Uma imagem de uma visualização dos objetos mesclados, representados como dois buracos negros emitindo ondas gravitacionais. Imagem: N. Fischer, S. Ossokine, H. Pfeiffer, A. Buonanno (Instituto Max Planck de Física Gravitacional), Simulating eXtreme Spacetimes (SXS) Collaboration
Isso tudo é intrigante. Como Charlie Hoy, membro da LIGO Scientific Collaboration e estudante de pós-graduação da Universidade de Cardiff, diz em um : “Este é o primeiro vislumbre do que poderia ser uma população totalmente nova de objetos binários compactos.”

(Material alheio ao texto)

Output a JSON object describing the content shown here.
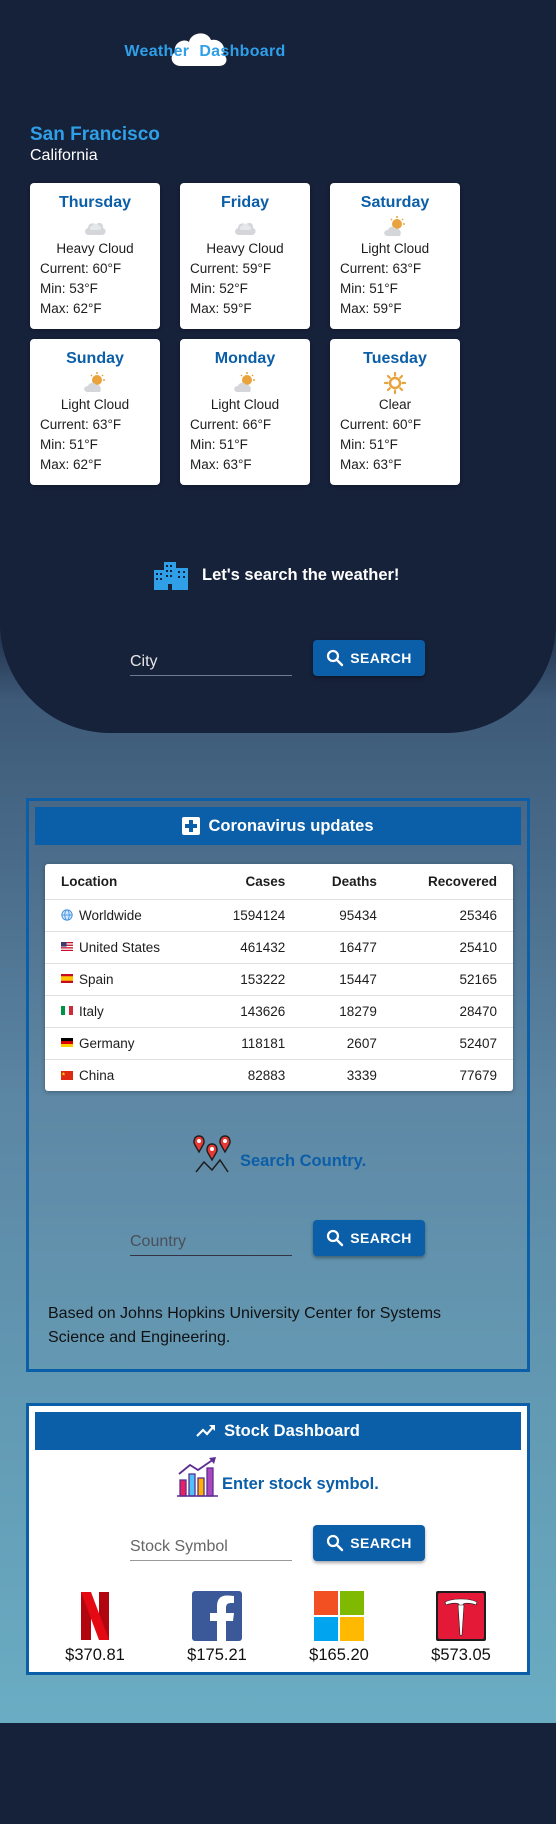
{
  "app": {
    "title_word1": "Weather",
    "title_word2": "Dashboard"
  },
  "weather": {
    "city": "San Francisco",
    "state": "California",
    "days": [
      {
        "day": "Thursday",
        "condition": "Heavy Cloud",
        "icon": "heavy-cloud-icon",
        "current": "Current: 60°F",
        "min": "Min: 53°F",
        "max": "Max: 62°F"
      },
      {
        "day": "Friday",
        "condition": "Heavy Cloud",
        "icon": "heavy-cloud-icon",
        "current": "Current: 59°F",
        "min": "Min: 52°F",
        "max": "Max: 59°F"
      },
      {
        "day": "Saturday",
        "condition": "Light Cloud",
        "icon": "light-cloud-icon",
        "current": "Current: 63°F",
        "min": "Min: 51°F",
        "max": "Max: 59°F"
      },
      {
        "day": "Sunday",
        "condition": "Light Cloud",
        "icon": "light-cloud-icon",
        "current": "Current: 63°F",
        "min": "Min: 51°F",
        "max": "Max: 62°F"
      },
      {
        "day": "Monday",
        "condition": "Light Cloud",
        "icon": "light-cloud-icon",
        "current": "Current: 66°F",
        "min": "Min: 51°F",
        "max": "Max: 63°F"
      },
      {
        "day": "Tuesday",
        "condition": "Clear",
        "icon": "sun-icon",
        "current": "Current: 60°F",
        "min": "Min: 51°F",
        "max": "Max: 63°F"
      }
    ],
    "search_prompt": "Let's search the weather!",
    "city_input": {
      "placeholder": "City",
      "value": ""
    },
    "search_label": "SEARCH"
  },
  "covid": {
    "title": "Coronavirus updates",
    "headers": {
      "location": "Location",
      "cases": "Cases",
      "deaths": "Deaths",
      "recovered": "Recovered"
    },
    "rows": [
      {
        "location": "Worldwide",
        "cases": "1594124",
        "deaths": "95434",
        "recovered": "25346",
        "flag": "globe-icon"
      },
      {
        "location": "United States",
        "cases": "461432",
        "deaths": "16477",
        "recovered": "25410",
        "flag": "us-flag-icon"
      },
      {
        "location": "Spain",
        "cases": "153222",
        "deaths": "15447",
        "recovered": "52165",
        "flag": "spain-flag-icon"
      },
      {
        "location": "Italy",
        "cases": "143626",
        "deaths": "18279",
        "recovered": "28470",
        "flag": "italy-flag-icon"
      },
      {
        "location": "Germany",
        "cases": "118181",
        "deaths": "2607",
        "recovered": "52407",
        "flag": "germany-flag-icon"
      },
      {
        "location": "China",
        "cases": "82883",
        "deaths": "3339",
        "recovered": "77679",
        "flag": "china-flag-icon"
      }
    ],
    "search_prompt": "Search Country.",
    "country_input": {
      "placeholder": "Country",
      "value": ""
    },
    "search_label": "SEARCH",
    "source_note": "Based on Johns Hopkins University Center for Systems Science and Engineering."
  },
  "stocks": {
    "title": "Stock Dashboard",
    "search_prompt": "Enter stock symbol.",
    "symbol_input": {
      "placeholder": "Stock Symbol",
      "value": ""
    },
    "search_label": "SEARCH",
    "items": [
      {
        "logo": "netflix-logo-icon",
        "price": "$370.81"
      },
      {
        "logo": "facebook-logo-icon",
        "price": "$175.21"
      },
      {
        "logo": "microsoft-logo-icon",
        "price": "$165.20"
      },
      {
        "logo": "tesla-logo-icon",
        "price": "$573.05"
      }
    ]
  },
  "colors": {
    "navy_background": "#16213a",
    "accent_blue": "#0b5ea8",
    "title_blue": "#2f9fe8",
    "teal_gradient_end": "#6aadc3"
  }
}
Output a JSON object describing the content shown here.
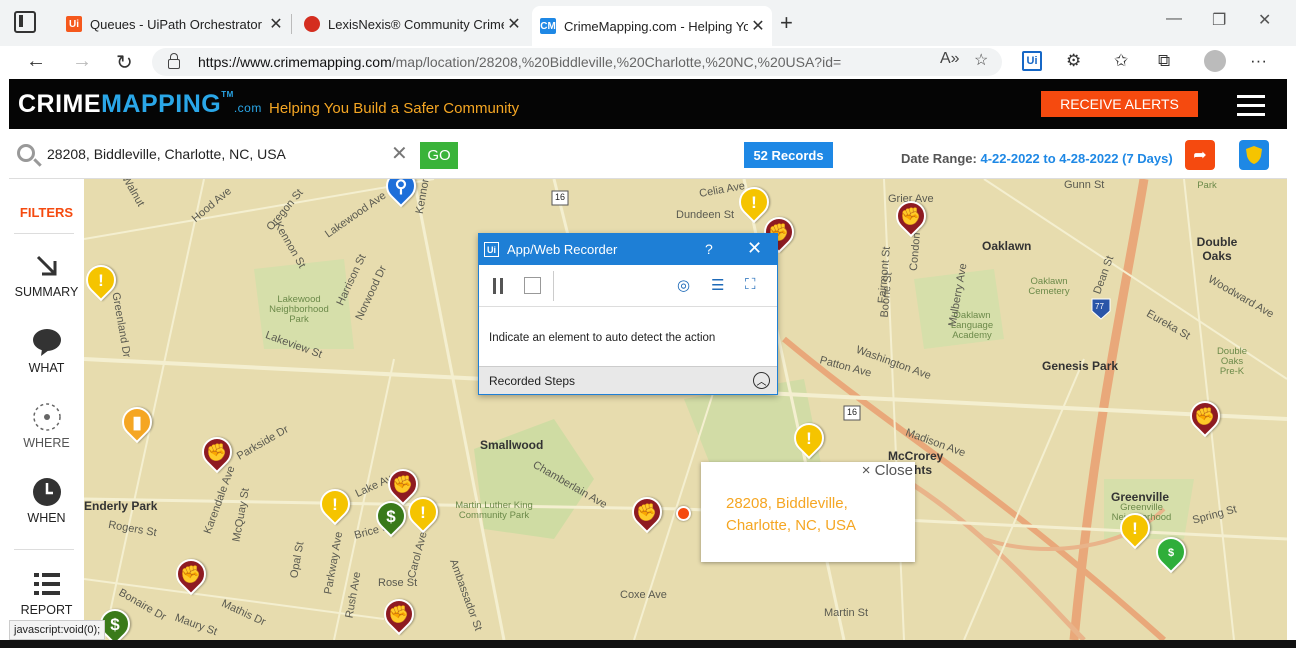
{
  "browser": {
    "tabs": [
      {
        "title": "Queues - UiPath Orchestrator",
        "favicon": "uipath-icon",
        "favicon_color": "#f5581c"
      },
      {
        "title": "LexisNexis® Community Crime M",
        "favicon": "lexisnexis-icon",
        "favicon_color": "#d42d1f"
      },
      {
        "title": "CrimeMapping.com - Helping Yo",
        "favicon": "crimemapping-icon",
        "favicon_color": "#1e88e5"
      }
    ],
    "url_host": "https://www.crimemapping.com",
    "url_path": "/map/location/28208,%20Biddleville,%20Charlotte,%20NC,%20USA?id="
  },
  "site": {
    "logo_crime": "CRIME",
    "logo_mapping": "MAPPING",
    "logo_tm": "TM",
    "logo_com": ".com",
    "tagline": "Helping You Build a Safer Community",
    "receive_alerts": "RECEIVE ALERTS",
    "colors": {
      "accent": "#f54a0f",
      "brand_blue": "#2aa7e8",
      "tagline": "#f5a623"
    }
  },
  "search": {
    "value": "28208, Biddleville, Charlotte, NC, USA",
    "go": "GO",
    "records": "52 Records",
    "date_label": "Date Range:",
    "date_value": "4-22-2022 to 4-28-2022 (7 Days)"
  },
  "sidebar": {
    "filters": "FILTERS",
    "items": [
      {
        "label": "SUMMARY",
        "icon": "arrow-down-right-icon"
      },
      {
        "label": "WHAT",
        "icon": "speech-bubble-icon"
      },
      {
        "label": "WHERE",
        "icon": "location-circle-icon"
      },
      {
        "label": "WHEN",
        "icon": "clock-icon"
      },
      {
        "label": "REPORT",
        "icon": "list-icon"
      }
    ]
  },
  "map": {
    "labels": [
      "Lakewood Ave",
      "Oregon St",
      "Kennon St",
      "Harrison St",
      "Norwood Dr",
      "Lakeview St",
      "Greenland Dr",
      "Parkside Dr",
      "Enderly Park",
      "Rogers St",
      "Karendale Ave",
      "McQuay St",
      "Opal St",
      "Bonaire Dr",
      "Mathis Dr",
      "Maury St",
      "Lake Ave",
      "Parkway Ave",
      "Brice St",
      "Rush Ave",
      "Rose St",
      "Carol Ave",
      "Ambassador St",
      "Smallwood",
      "Martin Luther King Community Park",
      "Chamberlain Ave",
      "Coxe Ave",
      "Martin St",
      "McCrorey Heights",
      "Washington Ave",
      "Madison Ave",
      "Patton Ave",
      "Oaklawn",
      "Oaklawn Cemetery",
      "Oaklawn Language Academy",
      "Genesis Park",
      "Double Oaks",
      "Greenville",
      "Greenville Neighborhood",
      "Spring St",
      "Eureka St",
      "Woodward Ave",
      "Dean St",
      "Fairmont St",
      "Condon St",
      "Boone St",
      "Mulberry Ave",
      "Celia Ave",
      "Dundeen St",
      "Grier Ave",
      "Gunn St",
      "Lakewood Neighborhood Park",
      "Double Oaks Pre-K",
      "Park",
      "Walnut",
      "Hood Ave",
      "Kennon"
    ],
    "callout_close": "Close",
    "callout_address_line1": "28208, Biddleville,",
    "callout_address_line2": "Charlotte, NC, USA",
    "route_shields": [
      "16",
      "16",
      "77"
    ]
  },
  "recorder": {
    "title": "App/Web Recorder",
    "help": "?",
    "message": "Indicate an element to auto detect the action",
    "recorded_steps": "Recorded Steps"
  },
  "status": {
    "tooltip": "javascript:void(0);"
  }
}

Cromartie disse que é improvável que o objeto mais leve seja uma estrela de nêutrons, “apesar de que este resultado seria emocionante”. Atualmente, não somos capazes de descobrir com certeza o que é o objeto, “mas é importante não gastar muita energia considerando essa possibilidade”, já que equipe do LIGO declarou explicitamente que isso não é provável, diz a astrofísica. A origem do objeto mais leve, de suas 2,6 massas solares, permanece sendo outro mistério. Tanto as estrelas de nêutrons quanto os buracos negros nascem quando estrelas massivas colapsam sob sua própria gravidade, disse Bartos, mas o novo objeto é “inconsistente com essa evolução, então algo deve ter criado outra coisa senão uma estrela que está morrendo”.Uma possibilidade interessante, diz Bartos, é que esse objeto tenha emergido da colisão de duas estrelas de nêutrons de “tamanho normal”, que tendem a pesar cerca de 1,3 massa solar. Assim, as duas poderiam se somar e formar a massa observada. Bartos acrescenta:
O fato de tal colisão ter sido seguida pela colisão do objeto remanescente com um buraco negro sugere que existe algum tipo de “linha de montagem” em ação aqui. Isso é realmente esperado no universo, em lugares onde existem muitos buracos negros e estrelas de nêutrons nas proximidades. Este é o caso no centro de todas as galáxias em que esses objetos migram devido à atração do buraco negro supermassivo central, que é encontrado em basicamente todas as galáxias. Também pode ajudar se algo facilitar as colisões, como um grande influxo de gás que se forma um disco ao redor do buraco negro supermassivo, e depois coleta e monta os pequenos buracos negros e estrelas de nêutrons. Na verdade, [esta é] outra grande surpresa sobre esse evento, as massas muito diferentes dos dois objetos em colisão, [isso] também aponta para um encontro violento.O próximo passo será confirmar e estudar mais fusões cósmicas. A boa notícia é que são esperadas mais detecções nos próximos meses e anos, à medida que nossos instrumentos astronômicos melhoram pouco a pouco. “A taxa de descobertas está acelerando — essa foi apenas a terceira colisão publicada pelo LIGO e pelo Virgo dentre os mais de 50 candidatos que ainda estamos analisando”, diz Bartos. Nos próximos anos, a taxa de descobertas aumentará ainda mais em uma velocidade considerável, disse ele, “para que possamos esperar detecções mais empolgantes” em uma base praticamente diária. Uau.